On the Boundaries of Criticism

Recently there has been an enormous amount of discussion about an individual who blogged and wrote under a variety of names, the most well-known being Requires Only That You Hate (sometimes shortened to Requires Hate or ROTYH). This individual's characteristic book reviewing style was not only sharp and incisive in observation about observed flaws of the works in question, but harsh and even brutal in comments directed to the authors themselves. In some cases this individual make remarks to the effect that the author in question should experience various horrific forms of bodily harm, including acid attacks and being raped by dogs.

This individual typically focusing a particular wrath upon works that were perceived as racist, sexist, homophobic, or otherwise containing unacceptable bigotries. And these were not necessarily the obvious -- many of the criticisms were focused on offenses such as exoticization, in which the Other is portrayed as interesting and exciting simply for being other, or cultural appropriation, which was originally used to refer to people taking the traditional stories of impoverished communities and repackaging them for profit without any sort of consideration to the peoples from whom those intellectual properties originally came, but grew to become effectively a catch-all term for almost any writing of other cultures by white authors. But they all had the common trait of vicious language, often shocking in its level of cruelty and vulgarity.
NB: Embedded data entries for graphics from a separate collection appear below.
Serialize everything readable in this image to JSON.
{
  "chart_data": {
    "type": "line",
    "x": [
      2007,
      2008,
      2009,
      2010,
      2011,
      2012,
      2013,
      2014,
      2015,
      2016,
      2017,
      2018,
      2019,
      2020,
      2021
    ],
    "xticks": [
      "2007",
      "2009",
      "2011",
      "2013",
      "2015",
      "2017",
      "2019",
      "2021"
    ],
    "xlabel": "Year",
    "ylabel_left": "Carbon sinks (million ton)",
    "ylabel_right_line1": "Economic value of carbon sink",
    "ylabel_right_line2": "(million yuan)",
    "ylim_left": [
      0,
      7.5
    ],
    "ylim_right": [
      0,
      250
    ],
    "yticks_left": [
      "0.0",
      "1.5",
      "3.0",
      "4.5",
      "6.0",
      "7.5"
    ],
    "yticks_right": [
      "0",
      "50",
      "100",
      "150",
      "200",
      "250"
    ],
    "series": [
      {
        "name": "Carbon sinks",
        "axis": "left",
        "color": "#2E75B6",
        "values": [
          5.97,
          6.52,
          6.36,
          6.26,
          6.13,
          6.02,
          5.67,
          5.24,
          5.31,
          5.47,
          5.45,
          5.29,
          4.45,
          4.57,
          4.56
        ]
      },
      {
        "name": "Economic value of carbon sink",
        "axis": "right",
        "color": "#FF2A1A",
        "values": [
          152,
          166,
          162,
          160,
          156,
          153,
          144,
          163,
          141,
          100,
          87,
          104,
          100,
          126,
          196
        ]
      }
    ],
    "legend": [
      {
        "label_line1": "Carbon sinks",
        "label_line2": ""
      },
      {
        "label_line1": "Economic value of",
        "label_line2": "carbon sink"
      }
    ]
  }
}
One may ask why this individual's critical style should only have become an issue recently, when this individual has been writing for years, almost a decade. Part of it is a desire not to appear thin-skinned or unable to take criticism -- it is generally considered very bad form for an author to take exception to a review, except in matters of verifiable factual matters. But the biggest part of it, the part that kept even third parties from stepping up and saying that Requires Hate's most egregious personal language toward authors crossed the line to unacceptable, was the fear that one would look racist, or at least appear to be an apologist for bigotry, by attempting to speak against the excesses of RH's suggestions that horrible things ought to happen to authors whose works were to be condemned. Thus it was only when another author revealed that RH had also been targeting minority authors that it became acceptable to object to RH's conduct, and then only in very careful terms.

There are two big issues in this discussion that are in danger of becoming the Elephant in the Middle of the Living Room if political considerations are given primacy. First is the question of Acceptable Targets -- should some people be considered fair game simply by their membership in certain identity groups, in particular Straight White Male? Or should the discussion of a work be entirely on its merits, and the author entirely upon his or her actions?

And the second is how far is too far in writing a harsh critique. Are there limits on what is appropriate in a review, and is there a point at which one has Gone Too Far? Should the work be treated as something separate from the author, or does it necessarily reflect flaws in the moral character of its creator that may have been carefully kept from that individual's personal behavior?